In Driverless: Intelligent Cars and the Road Ahead, Columbia professor Hod Lipson and technology writer Melba Kurman, who previously teamed up to write Fabricated: The New World of 3D Printing, invoke that joke to remind us what a difficult task creating a self-driving car really is. You need, as they explain in the rest of the book, a robust operating system, navigational aids, deep (that is, neural network) learning, and copious amounts of data. To run a car, robot operating systems need real-time reaction speed, 99.999 percent reliability, and better than human-level perception. We -- and they -- can only guess the future effects of succeeding at all this.

Enthusiastic

Lipson and Kurman are enthusiastic about the future they imagine: less congestion (because cars can become smaller), less pollution, more convenience, also platooning, efficiency, shared space. They're not alone: last year, Clive Thompson pointed out in Mother Jones the massive amounts of town centre space that could be reclaimed by eliminating the need for downtown parking. Given their subject, it's arguably not their job to point out that much of the same could be had by improving public transportation -- in much of the US, public transport isn't much of an option. However, Lipson and Kurman do take the trouble to consider the benefits that may be lost if the ability to bundle your child into a self-driving car means the social aspects of every journey are lost. Personally, I worry about public health in a world where everyone is dropped off right in front of their destination: it's good to walk at least a little bit.

The two most interesting aspects of this book for those who are already familiar with the technology are the history that Lipson and Kurman unearth, and the discussion of the battle for supremacy between car manufacturers and software companies.

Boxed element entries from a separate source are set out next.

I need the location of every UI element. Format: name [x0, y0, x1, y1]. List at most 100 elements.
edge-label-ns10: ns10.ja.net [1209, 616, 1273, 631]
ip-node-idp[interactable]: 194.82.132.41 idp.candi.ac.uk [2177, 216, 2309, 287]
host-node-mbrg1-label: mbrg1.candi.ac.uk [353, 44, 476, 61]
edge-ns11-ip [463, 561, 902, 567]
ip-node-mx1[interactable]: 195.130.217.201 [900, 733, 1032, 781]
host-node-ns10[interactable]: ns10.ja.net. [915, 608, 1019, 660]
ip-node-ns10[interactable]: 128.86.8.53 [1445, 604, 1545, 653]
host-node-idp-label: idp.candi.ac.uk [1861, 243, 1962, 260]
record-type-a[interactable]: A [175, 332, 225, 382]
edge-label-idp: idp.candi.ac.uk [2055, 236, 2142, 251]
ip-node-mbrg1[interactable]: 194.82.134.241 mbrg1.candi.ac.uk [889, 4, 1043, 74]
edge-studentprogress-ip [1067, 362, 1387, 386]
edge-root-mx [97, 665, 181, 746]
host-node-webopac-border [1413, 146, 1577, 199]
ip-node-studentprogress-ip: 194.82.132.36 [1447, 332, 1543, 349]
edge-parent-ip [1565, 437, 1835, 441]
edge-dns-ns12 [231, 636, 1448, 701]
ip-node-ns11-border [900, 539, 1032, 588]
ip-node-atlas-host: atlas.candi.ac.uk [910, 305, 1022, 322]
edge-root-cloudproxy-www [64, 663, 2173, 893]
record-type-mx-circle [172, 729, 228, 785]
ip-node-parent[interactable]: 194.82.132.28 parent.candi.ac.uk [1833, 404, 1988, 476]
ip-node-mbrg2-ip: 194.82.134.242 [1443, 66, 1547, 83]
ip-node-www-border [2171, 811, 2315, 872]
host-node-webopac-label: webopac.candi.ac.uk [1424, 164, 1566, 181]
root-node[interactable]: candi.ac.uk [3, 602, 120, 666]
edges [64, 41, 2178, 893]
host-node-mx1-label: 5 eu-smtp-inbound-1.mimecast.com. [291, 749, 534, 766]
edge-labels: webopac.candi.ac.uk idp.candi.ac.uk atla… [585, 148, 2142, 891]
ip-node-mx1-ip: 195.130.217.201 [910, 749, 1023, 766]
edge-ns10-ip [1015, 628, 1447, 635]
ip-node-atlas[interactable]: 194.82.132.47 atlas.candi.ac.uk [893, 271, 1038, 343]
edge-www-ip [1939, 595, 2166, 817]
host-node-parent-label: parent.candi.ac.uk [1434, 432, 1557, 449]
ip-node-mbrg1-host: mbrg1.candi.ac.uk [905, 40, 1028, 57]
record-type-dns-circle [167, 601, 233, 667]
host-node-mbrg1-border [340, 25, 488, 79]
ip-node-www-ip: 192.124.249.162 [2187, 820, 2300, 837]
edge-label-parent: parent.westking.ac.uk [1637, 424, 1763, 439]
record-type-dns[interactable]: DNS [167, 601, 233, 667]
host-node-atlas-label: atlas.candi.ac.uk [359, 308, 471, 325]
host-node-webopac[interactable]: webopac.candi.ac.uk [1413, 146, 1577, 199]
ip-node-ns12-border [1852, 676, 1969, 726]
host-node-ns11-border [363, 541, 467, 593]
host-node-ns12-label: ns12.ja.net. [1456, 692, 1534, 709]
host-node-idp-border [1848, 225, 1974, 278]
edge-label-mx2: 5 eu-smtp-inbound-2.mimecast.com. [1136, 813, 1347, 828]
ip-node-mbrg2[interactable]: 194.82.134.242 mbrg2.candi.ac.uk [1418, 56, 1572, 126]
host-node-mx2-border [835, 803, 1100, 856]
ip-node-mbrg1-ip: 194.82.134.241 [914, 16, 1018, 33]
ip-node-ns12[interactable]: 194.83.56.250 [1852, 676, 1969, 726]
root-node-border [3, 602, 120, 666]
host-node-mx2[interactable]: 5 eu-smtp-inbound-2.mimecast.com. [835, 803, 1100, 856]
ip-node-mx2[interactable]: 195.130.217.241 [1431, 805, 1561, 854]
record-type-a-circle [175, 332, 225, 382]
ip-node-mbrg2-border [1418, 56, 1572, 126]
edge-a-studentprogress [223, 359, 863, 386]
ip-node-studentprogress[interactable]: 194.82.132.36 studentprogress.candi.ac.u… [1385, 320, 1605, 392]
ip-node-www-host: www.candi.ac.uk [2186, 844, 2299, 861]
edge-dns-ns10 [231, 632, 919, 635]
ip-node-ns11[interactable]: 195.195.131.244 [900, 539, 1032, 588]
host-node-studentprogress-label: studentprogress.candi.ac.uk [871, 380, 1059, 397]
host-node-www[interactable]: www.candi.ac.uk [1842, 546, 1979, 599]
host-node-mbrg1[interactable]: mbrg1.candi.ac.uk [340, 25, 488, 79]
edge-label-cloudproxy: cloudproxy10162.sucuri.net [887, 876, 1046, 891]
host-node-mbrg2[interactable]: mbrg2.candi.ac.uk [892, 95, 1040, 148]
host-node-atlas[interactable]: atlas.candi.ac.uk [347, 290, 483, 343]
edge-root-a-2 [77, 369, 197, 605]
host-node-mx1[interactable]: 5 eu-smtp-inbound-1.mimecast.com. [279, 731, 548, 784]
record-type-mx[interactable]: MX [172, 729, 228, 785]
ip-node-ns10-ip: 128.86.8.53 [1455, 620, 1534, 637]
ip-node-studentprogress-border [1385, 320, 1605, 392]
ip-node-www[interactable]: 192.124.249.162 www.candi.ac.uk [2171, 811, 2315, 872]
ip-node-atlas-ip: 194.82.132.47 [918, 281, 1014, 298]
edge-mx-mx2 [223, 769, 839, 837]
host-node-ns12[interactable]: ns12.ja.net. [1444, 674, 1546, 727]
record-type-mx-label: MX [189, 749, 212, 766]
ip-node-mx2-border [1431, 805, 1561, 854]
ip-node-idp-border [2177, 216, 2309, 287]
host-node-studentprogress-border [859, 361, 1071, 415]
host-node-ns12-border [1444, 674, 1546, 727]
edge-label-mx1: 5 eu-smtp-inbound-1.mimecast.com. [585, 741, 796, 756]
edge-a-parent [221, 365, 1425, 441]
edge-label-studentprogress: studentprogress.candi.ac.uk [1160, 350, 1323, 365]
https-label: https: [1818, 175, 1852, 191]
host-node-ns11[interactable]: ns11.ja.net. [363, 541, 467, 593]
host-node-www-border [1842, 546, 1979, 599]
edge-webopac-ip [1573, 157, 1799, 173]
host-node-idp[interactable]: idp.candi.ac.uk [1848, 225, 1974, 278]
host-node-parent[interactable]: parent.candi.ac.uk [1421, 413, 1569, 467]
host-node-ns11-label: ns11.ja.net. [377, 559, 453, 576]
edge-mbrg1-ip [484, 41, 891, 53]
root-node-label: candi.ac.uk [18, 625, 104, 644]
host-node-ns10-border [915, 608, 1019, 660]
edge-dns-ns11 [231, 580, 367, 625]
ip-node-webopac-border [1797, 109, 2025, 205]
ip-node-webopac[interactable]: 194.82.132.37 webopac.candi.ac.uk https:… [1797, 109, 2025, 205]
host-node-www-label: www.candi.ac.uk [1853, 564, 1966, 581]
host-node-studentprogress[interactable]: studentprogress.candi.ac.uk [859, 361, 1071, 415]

Historically, many efforts focused on changing the highways: embedding magnets or electronics to guide the cars. As the authors note, this involves great expense that even a wealthy country like the US can't afford. That sort of money would be better spent on repairing and improving the existing infrastructure. In an analogy with the internet (dumb network smart endpoints), leaving the highways as they are and making the cars smart enough to navigate them is the more promising tack -- if we can get the security right.